Based on the book by David McMullough, HBO's John Adams (Paul Giamatti) covers the life of the would-be second President of the United States in the way only HBO can. I often give a lot of credit to PBS for making even the most mundane of topics interesting. In many respects, HBO is able to pull off the same feat by taking history and tossing in a little dramatic know-how (not that early American politics needed much drama added to it).
The series begins with Adam's life as a lawyer in 1770 and continues through his Presidency and eventual death. A large part of the series deals with Adam's constant frustrations with the still-fledgling government and the toll it eventually took on his family life. Time is equally split with his home life, in particular his devotion to his wife, Abigail (Laura Linney) and family.
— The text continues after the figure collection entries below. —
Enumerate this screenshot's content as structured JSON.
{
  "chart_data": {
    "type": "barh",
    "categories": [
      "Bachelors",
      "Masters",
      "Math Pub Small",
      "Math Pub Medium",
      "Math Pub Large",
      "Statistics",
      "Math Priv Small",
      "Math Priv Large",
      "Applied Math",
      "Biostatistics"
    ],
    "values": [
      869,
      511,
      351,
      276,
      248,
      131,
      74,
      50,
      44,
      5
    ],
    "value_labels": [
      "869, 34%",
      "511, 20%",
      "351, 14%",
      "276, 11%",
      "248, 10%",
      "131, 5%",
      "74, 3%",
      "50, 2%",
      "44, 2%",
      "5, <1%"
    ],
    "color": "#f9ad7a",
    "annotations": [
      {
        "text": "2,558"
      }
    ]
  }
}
Generally, the mini-series does a good job of showing both Adam's private and public life, though the split tends to muddle up the pacing. The first few episodes rocket along at a great pace as they set up Adams' background. About the time Adams gets into office, the series begins to buckle a bit under its own weight. It tries to keep the personal story going while wedging a bit of the country's early history. Were it not for stellar performances by Giamatti, Linney and a host of others, John Adams would likely fall apart in the middle.
The Blu-ray release ships with the same extras found in the DVD release along with a few "enhanced for Blu-ray" features. "Painting with Words" discusses McCullough's career, including his Pulitzer-winning novel, home life and interest in John Adams. There are a number of non-related anecdotes that, at times, seem pointless, but even the more off-topic anecdotes are fun - at least if you're the type that's interested in hearing about people's lives.
Another extra is a short "Making of..." featurette. Most of the runtime is dedicated to showing the painstaking process production designers went through to make the series as historically accurate as possible. The history behind the production is further focused on with two "pop-up" features. One is a set of 17 short biographies on the show's more significant figures, while the other offers background information on everything else.
John Adams is an accurate representation of the man it follows. Though not a perfect, awe-inspiring series, it isn't something to ignore or overlook. If you missed out on the DVD release, make sure you pick up the Blu-ray release.